Personne ne vous rappellera de la mettre à jour. Ni votre banque, ni votre assureur, ni votre notaire, s'il n'a pas connaissance du contrat.

Le réflexe utile tient en une phrase : à chaque changement important de votre vie familiale, rouvrez la clause et relisez-la.

Le verrou que presque personne ne connaît

Il existe pourtant un cas où il devient trop tard, et c'est le piège le plus méconnu du dispositif.

Tant que le bénéficiaire n'a rien signé, vous restez libre : le droit de révoquer la désignation n'appartient qu'à vous, et vos créanciers comme vos représentants légaux ne peuvent pas l'exercer à votre place de votre vivant. Mais si le bénéficiaire accepte formellement le bénéfice du contrat, la clause devient irrévocable. Vous ne pouvez plus en changer.

L'effet va plus loin que la seule désignation : après acceptation, vous ne pouvez plus exercer votre droit de rachat, et l'assureur ne peut plus consentir d'avance, sans l'accord du bénéficiaire. Votre propre argent cesse d'être librement disponible.

Cette acceptation ne se fait pas à votre insu : de votre vivant, elle suppose un avenant signé par l'assureur, vous-même et le bénéficiaire, ou un acte signé avec lui et notifié par écrit à l'assureur. Il faut donc simplement savoir ce que l'on signe.

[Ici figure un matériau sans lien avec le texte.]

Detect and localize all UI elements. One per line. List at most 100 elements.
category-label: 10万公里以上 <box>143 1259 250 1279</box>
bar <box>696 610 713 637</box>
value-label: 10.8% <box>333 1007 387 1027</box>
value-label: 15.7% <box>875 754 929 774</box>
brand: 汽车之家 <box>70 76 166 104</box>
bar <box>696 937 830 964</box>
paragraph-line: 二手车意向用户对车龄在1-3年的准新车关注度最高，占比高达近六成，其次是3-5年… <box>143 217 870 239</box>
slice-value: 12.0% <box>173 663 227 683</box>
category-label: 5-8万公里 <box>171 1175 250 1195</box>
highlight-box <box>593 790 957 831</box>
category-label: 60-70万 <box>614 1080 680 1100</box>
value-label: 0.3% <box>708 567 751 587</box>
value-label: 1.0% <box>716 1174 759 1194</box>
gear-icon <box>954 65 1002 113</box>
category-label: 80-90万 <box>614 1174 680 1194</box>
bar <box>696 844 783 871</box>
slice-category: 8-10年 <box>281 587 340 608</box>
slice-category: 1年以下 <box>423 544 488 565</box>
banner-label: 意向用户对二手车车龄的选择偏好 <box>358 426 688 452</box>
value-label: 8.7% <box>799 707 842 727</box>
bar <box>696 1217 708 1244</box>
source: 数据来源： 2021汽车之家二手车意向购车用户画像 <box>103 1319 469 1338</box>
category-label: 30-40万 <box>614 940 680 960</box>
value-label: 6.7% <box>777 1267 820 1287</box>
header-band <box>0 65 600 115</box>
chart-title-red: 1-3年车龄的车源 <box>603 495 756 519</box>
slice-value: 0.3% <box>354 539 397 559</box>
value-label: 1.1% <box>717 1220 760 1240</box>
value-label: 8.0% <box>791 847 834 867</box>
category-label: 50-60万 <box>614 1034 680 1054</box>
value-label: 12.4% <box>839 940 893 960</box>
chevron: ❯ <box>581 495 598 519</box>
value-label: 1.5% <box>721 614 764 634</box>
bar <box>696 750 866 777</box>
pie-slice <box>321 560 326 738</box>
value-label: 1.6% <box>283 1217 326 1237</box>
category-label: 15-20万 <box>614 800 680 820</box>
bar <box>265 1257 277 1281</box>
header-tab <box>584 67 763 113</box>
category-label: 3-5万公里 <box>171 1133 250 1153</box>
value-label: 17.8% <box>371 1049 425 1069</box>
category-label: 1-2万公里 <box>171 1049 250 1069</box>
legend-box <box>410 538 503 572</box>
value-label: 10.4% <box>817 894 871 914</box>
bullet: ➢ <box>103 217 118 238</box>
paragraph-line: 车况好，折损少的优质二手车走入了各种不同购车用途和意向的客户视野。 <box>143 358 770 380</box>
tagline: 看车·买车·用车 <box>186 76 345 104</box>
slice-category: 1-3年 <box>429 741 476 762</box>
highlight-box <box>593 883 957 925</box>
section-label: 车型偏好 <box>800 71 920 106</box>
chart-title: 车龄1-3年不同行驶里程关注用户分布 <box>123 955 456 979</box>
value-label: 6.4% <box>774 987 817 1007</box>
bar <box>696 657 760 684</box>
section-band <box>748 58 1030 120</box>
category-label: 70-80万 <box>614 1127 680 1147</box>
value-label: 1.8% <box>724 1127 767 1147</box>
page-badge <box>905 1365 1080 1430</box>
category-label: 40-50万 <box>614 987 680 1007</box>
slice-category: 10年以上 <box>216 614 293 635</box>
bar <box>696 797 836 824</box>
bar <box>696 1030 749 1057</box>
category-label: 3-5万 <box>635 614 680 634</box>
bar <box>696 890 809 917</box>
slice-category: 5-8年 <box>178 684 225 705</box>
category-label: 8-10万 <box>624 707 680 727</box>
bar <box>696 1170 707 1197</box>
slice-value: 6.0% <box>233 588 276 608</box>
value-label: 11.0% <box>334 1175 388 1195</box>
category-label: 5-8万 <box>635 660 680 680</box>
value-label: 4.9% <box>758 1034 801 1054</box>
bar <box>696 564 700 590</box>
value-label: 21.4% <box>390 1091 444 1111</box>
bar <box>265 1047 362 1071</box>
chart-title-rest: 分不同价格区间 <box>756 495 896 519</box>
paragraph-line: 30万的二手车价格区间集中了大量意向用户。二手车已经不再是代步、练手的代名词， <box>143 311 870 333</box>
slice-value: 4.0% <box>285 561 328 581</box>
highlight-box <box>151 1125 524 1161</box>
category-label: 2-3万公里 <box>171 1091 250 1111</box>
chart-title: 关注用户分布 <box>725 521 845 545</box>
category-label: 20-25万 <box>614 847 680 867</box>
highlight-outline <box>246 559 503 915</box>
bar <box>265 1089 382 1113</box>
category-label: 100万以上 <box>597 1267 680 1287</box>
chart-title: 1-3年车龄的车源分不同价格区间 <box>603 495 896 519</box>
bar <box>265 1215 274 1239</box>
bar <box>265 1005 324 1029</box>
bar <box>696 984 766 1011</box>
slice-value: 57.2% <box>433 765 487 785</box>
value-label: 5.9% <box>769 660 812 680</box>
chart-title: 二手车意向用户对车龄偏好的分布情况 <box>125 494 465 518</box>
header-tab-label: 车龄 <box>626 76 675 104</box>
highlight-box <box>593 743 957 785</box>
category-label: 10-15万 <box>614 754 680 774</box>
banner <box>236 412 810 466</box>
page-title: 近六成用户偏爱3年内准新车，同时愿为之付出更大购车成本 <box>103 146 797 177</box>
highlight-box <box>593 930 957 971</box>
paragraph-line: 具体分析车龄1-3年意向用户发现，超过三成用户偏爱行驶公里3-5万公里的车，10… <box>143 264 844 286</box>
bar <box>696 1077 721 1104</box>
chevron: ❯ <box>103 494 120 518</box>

Si personne n'est désigné, l'avantage disparaît

Beaucoup de contrats anciens, ou souscrits à la hâte, ne comportent aucune désignation valable.

Dans ce cas, la règle s'inverse : le capital fait partie du patrimoine ou de la succession du souscripteur. Il rejoint la masse successorale, se partage selon les règles ordinaires, et supporte les droits de succession classiques que nous détaillons dans Succession : combien paie chaque héritier ?.

Tout ce qui fait l'intérêt de l'assurance-vie tient donc à l'existence d'une clause valide. Sans elle, il ne reste qu'un placement ordinaire.

Ce que paie réellement le bénéficiaire

À titre indicatif, selon la réglementation en vigueur, deux régimes coexistent. Le critère n'est ni l'âge du bénéficiaire, ni l'âge de l'assuré au décès : c'est l'âge qu'avait l'assuré au moment où il a versé l'argent.

Primes verséesAbattementAu-delà
Avant les 70 ans de l'assuré152 500 € par bénéficiaire20 % jusqu'à 700 000 €, puis 31,25 %
Après les 70 ans de l'assuré30 500 € au totaldroits de succession ordinaires

La différence essentielle n'est pas dans les montants, elle est dans le mot par.

Avant soixante-dix ans, l'abattement de 152 500 € s'apprécie pour chaque bénéficiaire. Trois bénéficiaires, trois abattements. Après soixante-dix ans, les 30 500 € sont un abattement global, pour tous les contrats et tous les bénéficiaires réunis. Il ne se multiplie pas.

Un second point, moins connu, adoucit fortement le régime des versements tardifs : après soixante-dix ans, seules les primes versées sont taxables, à hauteur de la fraction versée après cet âge. Les gains produits par le contrat, eux, n'entrent pas dans l'assiette. Un contrat alimenté tard mais conservé longtemps reste donc utile. Nous consacrons un article entier à cette bascule dans Assurance-vie et succession : le cap des 70 ans.

Le conjoint ne paie rien, dans tous les cas

Le conjoint survivant et le partenaire de PACS sont exonérés de droits de mutation par décès. Cette exonération se répercute sur l'assurance-vie : les bénéficiaires exonérés de droits ne sont pas assujettis au prélèvement.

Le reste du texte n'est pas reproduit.